The goal was to find the value of p so the probability of an infinite path along the binary tree (with at most one 1) existing is 1/2.

Solution:

I started out by defining f(o) as the probability that a binary tree has at most o ones.

Now there are two relevant cases to consider:

Case 1: o = 0 (no extra 1’s allowed)

For an infinite path to exist in this case the current node must be 0, which occurs with probability p.

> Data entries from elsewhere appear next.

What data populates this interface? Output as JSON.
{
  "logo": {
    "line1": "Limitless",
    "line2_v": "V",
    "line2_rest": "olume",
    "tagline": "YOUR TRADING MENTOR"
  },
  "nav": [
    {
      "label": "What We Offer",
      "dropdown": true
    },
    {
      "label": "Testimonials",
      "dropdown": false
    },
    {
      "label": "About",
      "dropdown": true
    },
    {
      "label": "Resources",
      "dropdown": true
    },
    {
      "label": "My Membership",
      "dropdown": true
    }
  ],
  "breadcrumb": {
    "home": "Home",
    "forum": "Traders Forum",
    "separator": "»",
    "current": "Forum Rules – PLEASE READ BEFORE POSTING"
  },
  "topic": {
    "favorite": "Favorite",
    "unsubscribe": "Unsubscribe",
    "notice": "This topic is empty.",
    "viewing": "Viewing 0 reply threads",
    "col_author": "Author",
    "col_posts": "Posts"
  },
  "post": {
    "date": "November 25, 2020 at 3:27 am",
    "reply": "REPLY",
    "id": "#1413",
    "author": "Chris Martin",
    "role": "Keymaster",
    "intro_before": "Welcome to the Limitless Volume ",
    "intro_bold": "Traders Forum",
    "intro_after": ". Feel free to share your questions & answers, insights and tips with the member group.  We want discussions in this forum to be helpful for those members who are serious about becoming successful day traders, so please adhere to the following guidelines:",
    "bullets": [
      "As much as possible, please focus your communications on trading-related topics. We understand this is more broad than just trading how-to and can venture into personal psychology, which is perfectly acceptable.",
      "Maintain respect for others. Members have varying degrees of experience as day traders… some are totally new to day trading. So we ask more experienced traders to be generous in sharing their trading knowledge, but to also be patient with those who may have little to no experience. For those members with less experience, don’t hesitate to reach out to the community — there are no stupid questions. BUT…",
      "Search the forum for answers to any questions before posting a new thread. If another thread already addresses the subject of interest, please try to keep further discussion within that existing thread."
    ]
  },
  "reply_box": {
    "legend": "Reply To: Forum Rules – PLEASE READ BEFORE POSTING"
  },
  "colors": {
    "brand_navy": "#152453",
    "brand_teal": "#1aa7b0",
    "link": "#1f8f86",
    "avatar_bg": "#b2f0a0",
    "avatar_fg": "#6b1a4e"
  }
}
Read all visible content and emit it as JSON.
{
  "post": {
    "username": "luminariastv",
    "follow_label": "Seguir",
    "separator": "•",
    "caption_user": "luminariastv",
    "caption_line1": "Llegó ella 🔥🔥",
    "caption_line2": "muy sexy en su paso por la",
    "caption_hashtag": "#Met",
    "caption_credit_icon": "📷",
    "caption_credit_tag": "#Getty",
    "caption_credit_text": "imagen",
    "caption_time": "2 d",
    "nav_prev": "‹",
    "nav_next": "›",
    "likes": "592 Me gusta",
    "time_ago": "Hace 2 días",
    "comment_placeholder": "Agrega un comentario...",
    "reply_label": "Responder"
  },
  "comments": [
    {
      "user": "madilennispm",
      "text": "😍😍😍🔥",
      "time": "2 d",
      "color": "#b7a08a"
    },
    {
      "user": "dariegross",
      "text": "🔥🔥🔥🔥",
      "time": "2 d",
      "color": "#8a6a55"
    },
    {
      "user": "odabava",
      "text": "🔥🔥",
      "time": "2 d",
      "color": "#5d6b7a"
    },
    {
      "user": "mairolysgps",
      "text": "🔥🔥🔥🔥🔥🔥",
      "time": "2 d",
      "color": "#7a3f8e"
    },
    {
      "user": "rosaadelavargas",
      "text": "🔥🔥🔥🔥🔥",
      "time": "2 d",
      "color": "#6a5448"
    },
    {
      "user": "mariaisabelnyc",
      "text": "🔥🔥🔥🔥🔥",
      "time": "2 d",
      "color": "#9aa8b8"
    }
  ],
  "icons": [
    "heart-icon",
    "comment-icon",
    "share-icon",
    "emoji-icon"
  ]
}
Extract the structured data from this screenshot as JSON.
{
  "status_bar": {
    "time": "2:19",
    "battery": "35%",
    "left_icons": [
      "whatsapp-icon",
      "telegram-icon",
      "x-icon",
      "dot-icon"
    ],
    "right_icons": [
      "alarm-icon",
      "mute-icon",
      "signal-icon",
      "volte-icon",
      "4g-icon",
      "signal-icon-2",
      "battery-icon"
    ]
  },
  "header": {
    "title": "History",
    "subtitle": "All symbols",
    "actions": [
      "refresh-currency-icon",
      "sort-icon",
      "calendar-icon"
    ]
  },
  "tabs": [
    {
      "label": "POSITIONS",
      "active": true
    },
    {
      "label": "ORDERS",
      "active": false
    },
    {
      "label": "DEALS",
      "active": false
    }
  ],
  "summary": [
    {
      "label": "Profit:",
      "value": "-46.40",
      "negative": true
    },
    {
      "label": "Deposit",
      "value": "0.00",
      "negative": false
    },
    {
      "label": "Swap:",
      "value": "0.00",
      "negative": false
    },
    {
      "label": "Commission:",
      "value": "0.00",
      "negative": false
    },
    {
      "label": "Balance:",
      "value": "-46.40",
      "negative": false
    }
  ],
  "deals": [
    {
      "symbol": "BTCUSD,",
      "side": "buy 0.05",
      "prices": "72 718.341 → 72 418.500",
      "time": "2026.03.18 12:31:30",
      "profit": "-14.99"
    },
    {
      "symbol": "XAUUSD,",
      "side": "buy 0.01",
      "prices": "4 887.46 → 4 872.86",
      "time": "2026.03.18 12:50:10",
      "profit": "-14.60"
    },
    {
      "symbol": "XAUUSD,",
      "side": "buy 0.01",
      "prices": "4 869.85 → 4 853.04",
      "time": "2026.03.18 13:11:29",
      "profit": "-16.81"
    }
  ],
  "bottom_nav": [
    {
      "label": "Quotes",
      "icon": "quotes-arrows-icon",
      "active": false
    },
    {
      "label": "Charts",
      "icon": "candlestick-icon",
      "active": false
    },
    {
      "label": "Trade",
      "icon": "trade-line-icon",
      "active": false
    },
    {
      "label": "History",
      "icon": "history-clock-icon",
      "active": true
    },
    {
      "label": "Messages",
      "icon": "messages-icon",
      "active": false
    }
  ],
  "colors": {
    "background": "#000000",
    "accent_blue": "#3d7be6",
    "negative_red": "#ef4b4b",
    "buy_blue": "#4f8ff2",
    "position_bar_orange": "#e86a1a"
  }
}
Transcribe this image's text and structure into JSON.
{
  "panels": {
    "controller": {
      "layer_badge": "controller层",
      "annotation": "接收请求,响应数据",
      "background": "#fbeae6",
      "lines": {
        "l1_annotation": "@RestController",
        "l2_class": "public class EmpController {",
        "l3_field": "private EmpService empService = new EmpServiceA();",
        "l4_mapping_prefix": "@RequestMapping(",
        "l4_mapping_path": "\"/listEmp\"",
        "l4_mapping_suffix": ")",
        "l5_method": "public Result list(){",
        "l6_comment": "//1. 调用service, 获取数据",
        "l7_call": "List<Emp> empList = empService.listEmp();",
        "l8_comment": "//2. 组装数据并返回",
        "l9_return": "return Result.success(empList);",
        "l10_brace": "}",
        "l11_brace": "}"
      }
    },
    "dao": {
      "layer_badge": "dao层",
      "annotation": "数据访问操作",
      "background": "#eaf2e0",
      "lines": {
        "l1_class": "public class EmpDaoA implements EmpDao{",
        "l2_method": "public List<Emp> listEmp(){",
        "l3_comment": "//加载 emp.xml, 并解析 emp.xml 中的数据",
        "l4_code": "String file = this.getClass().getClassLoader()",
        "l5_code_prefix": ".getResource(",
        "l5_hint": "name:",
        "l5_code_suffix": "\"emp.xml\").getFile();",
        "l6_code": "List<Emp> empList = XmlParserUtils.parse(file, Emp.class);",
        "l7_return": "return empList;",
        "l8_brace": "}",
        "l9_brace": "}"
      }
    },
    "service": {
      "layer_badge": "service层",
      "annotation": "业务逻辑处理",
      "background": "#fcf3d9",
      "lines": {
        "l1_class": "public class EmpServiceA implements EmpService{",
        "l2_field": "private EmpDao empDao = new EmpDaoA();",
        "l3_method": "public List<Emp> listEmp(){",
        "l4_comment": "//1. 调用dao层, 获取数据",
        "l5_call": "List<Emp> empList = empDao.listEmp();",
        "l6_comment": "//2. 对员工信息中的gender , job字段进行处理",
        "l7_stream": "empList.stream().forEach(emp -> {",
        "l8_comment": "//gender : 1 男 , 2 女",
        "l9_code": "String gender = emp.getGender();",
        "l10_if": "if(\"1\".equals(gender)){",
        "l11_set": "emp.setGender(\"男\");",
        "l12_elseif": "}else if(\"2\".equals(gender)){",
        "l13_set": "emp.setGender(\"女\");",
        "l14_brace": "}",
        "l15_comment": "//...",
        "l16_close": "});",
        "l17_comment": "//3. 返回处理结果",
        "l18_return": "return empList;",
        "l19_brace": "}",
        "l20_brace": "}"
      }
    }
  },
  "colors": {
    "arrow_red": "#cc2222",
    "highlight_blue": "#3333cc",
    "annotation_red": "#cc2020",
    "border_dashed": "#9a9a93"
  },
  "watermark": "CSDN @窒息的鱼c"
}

Additionally at least one of the two sub-trees must have an infinite path of 0's (or equivalently not both of them should have no path).

$$f_p(0) = p \cdot (1 - (1 - f_p(0))^2)$$

Simplifying this equation by dividing by f(0) yields:

$$f_p(0) = \frac{2p-1}{p}$$

Case 2: o = 1 (at most one 1 allowed)

Now there are two more sub-cases depending on if the current node is a 0 or 1:

• If it's a 0, there is still have one 1 left.

• If it's a 1, we need to continue using f(0).

A possible equation modelling this behavior is:

$$f_p(1) = p \cdot (1 - (1 - f_p(1))^2) + (1-p) \cdot (1 - (1 - f_p(0))^2)$$

Since f(1) should be 1/2 I simply replaced each occurrence of f(1) with 1/2.

$$\frac12 = p \cdot (1-(1-\frac12)^2)+(1-p)\cdot (1-(1-f_p(0))^2)$$

Solving results in this cubic equation:

$$0= \frac34 p^3 - \frac52 p^2+3p-1$$

After solving for p, the first 10 decimal digits are: 0.5306035754.

I had a great time working on this puzzle, and I am looking forward to the next one!